A batalha entre as empresas de tecnologia e o Governo dos Estados Unidos viveu um novo episódio na semana passada, quando um juiz federal ordenou que a Apple ajude o FBI desbloqueando o iPhone usado por um dos autores do tiroteio de San Bernardino, onde 14 pessoas foram mortas.
Depois de algumas horas, Tim Cook (CEO da Apple) anunciou que não iria seguir nenhuma ordem de "uma ameaça sem precedentes" e publicou essa carta aberta explicando os motivos (eu recomendo a leitura como um exemplo da relação que uma marca pode ter com os seus consumidores). Em contraste, a Apple encontrou o apoio de outros gigantes da Internet como o Twitter e Google.
A Apple está negando colaborar com a justiça?

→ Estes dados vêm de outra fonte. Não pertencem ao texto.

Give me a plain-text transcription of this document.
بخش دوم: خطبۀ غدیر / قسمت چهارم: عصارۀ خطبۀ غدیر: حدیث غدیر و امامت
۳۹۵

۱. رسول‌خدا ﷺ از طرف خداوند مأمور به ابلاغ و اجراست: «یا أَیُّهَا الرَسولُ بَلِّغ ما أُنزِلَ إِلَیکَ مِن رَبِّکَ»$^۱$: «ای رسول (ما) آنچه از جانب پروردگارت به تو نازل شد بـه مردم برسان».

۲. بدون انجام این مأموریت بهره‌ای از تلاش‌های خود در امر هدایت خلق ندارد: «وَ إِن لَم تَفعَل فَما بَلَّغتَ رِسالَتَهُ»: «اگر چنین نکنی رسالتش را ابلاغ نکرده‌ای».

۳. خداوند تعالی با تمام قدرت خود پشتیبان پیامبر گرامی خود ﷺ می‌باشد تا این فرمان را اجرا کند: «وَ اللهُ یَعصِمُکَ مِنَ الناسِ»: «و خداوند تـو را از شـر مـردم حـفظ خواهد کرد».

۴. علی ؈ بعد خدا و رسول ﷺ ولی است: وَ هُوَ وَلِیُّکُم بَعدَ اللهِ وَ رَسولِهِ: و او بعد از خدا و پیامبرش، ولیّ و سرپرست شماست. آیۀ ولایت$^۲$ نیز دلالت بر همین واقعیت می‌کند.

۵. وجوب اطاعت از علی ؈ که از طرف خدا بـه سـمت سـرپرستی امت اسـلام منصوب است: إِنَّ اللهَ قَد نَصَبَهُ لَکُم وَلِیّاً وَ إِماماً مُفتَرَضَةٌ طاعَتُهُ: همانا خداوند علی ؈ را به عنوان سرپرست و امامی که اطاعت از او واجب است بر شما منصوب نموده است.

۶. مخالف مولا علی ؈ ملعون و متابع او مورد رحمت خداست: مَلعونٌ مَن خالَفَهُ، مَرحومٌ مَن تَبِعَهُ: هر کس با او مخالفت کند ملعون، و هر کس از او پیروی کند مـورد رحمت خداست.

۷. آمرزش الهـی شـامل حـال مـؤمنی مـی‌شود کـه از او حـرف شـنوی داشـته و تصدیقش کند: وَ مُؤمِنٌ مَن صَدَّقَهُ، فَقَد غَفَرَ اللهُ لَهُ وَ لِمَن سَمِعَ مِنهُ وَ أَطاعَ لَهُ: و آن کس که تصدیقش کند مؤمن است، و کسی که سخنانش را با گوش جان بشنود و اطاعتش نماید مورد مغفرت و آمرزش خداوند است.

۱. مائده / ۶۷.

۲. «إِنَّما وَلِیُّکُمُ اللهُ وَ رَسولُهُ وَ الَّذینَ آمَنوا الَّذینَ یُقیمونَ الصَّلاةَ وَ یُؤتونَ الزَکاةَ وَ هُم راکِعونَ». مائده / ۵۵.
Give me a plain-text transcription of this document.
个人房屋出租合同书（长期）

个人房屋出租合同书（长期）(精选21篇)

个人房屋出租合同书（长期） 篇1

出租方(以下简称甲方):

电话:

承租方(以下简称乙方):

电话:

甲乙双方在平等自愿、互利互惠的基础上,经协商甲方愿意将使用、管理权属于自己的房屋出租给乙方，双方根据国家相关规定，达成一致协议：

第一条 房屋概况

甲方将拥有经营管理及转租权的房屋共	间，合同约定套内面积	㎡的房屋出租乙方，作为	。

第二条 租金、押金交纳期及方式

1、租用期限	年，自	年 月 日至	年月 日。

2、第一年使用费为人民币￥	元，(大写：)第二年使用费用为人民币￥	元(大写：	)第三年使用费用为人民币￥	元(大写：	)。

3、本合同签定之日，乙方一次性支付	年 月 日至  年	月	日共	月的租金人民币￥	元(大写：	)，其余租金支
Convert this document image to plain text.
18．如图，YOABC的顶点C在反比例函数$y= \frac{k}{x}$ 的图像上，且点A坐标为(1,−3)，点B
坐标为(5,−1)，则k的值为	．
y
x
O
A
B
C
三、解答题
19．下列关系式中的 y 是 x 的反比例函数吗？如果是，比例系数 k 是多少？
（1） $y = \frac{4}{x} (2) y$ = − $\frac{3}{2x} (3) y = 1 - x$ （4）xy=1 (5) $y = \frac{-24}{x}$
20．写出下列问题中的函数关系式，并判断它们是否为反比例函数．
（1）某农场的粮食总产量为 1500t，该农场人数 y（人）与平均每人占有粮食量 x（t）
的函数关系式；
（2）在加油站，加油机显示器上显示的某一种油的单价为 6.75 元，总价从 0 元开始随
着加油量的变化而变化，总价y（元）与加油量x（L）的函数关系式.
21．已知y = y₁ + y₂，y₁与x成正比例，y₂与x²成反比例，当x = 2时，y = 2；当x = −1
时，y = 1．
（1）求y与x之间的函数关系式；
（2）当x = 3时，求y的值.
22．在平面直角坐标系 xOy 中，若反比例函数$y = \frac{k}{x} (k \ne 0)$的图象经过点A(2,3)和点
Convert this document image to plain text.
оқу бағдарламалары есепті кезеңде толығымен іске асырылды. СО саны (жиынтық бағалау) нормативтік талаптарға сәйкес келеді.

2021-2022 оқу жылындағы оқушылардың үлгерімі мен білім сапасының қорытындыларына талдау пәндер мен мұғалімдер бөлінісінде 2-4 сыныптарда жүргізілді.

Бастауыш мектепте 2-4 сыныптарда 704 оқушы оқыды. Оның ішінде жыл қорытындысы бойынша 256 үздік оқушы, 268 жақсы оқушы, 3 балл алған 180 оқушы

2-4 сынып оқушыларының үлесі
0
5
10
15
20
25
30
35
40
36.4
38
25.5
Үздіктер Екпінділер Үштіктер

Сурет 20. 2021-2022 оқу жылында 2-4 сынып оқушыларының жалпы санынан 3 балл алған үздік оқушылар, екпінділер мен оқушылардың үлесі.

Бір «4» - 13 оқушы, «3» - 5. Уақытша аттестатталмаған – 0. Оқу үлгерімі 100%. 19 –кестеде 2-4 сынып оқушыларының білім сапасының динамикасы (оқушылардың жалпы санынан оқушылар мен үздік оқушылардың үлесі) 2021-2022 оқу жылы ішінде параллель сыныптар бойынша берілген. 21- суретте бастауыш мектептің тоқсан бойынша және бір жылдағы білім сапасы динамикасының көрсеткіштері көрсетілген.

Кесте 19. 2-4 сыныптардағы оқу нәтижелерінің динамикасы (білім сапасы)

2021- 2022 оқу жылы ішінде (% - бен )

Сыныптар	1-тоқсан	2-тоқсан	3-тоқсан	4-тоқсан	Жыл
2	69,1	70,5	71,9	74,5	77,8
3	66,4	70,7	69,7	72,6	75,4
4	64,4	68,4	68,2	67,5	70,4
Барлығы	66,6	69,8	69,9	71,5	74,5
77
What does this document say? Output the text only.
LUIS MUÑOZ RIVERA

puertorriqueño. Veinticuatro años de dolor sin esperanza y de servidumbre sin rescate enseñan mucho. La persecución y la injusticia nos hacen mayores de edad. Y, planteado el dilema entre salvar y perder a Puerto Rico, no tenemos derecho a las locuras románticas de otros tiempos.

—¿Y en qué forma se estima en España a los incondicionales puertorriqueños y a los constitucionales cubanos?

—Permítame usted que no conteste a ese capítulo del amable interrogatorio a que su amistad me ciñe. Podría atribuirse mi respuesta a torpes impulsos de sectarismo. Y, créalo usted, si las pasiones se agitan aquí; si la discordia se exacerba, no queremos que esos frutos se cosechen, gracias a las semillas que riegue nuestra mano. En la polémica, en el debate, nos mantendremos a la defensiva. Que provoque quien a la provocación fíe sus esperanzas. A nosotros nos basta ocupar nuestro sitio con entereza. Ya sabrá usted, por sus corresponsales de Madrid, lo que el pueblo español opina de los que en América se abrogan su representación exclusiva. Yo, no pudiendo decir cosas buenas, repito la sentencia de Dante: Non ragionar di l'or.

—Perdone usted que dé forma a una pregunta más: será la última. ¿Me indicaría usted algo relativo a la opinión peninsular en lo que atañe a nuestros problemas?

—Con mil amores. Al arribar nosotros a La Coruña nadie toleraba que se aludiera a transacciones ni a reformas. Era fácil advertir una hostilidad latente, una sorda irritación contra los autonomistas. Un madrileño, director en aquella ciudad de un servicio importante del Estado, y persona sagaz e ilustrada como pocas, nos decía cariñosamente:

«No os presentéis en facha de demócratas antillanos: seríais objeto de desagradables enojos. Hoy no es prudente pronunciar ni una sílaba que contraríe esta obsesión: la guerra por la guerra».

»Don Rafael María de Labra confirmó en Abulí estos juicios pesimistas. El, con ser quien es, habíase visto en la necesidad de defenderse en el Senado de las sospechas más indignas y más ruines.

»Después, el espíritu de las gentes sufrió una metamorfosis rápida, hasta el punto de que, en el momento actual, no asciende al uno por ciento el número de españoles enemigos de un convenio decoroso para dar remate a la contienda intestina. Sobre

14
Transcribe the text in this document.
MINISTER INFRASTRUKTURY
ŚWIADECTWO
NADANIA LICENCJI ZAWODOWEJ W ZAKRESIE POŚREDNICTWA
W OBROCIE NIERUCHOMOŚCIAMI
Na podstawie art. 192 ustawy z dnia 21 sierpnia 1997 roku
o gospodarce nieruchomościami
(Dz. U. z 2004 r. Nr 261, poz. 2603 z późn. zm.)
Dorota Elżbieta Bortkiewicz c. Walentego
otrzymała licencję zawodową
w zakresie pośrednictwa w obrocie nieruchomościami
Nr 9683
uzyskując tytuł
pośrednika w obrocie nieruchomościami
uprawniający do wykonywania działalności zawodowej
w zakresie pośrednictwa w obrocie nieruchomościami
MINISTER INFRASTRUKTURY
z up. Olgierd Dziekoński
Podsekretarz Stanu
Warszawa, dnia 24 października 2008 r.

Não exatamente. A Apple tem cooperado ativamente com o FBI na resolução do caso, mas este pedido vai mais além. Este pedido não é para desbloquear apenas um telefone, mas para facilitar que o FBI tenha a autonomia de realizar desbloqueios, fornecendo o software e disponibilizando o padrão do sistema de criptografia para transportar todos os dados dos iPhones. Este software ainda não existe, é necessário desenvolvê-lo, e, ironicamente, caminharia contra todos os avanços de segurança criados pela empresa. O iPhone é tão seguro que a própria Apple não tem como acessar o conteúdo que está armazenado dentro dele.
A Apple acredita que a criação dessa chave mestra que permite o acesso a qualquer dispositivo implicaria na incapacidade de proteger todos os usuários. A chave, uma vez criada e entregue a terceiros, faz com que ninguém possa garantir o uso que dela terá. Imagine que nossas fotos, senhas, cartões de crédito, contatos, endereço físico caiam em mãos erradas? É esta situacao que levou a Tim Cook tomar esta decisão.
Vale lembrar que a decisão da Apple para melhorar a criptografia de seus dispositivos foi tomada como uma reação direta ao caso caso Snowden, que em 2013 denunciou os programas de vigilância massiva realizados pelo Governo dos Estados Unidos.
O que isso implica para o ecossistema de pesquisa de mercados?
A promessa que a nossa indústria sempre defendeu foi de agir com base no consentimento informado, a confidencialidade, e utilizá-la com uma finalidade legítima de dados proporcionados pelas pessoas. Durante décadas, essas melhores práticas conseguiram construir uma base de confiança entre as organizações e participantes.
Mas o que pode acontecer se as pessoas se sentirem atacadas pelo Governo? Por quanto tempo essa suspeita se espalharia em outras organizações? E se os cidadãos deixassem de acreditar na neutralidade da nossa indústria? Quem se atreveria a participar de atividades de pesquisa potencialmente intrusivas? Qualquer um desses cenários seria devastador para a nosso setor.
Apesar de ser uma decisão eticamente complexa, acredito que devemos celebrar a determinação da Apple: é uma medida transparente que protege a nossa privacidade. Como indústria, precisamos dizer às pessoas que seus dados estão guardados e serão usado de forma legítima. Nós estamos jogando com nosso maior patrimônio: a confiança que as pessoas têm em nós.
No futuro, é desejável que a nossa privacidade não seja arbítrio do Governo ou de uma empresa, mas que realizem um amplio debate público sobre isso, que encontrem um equilíbrio social aceitável entre o direito à privacidade e o direito à segurança.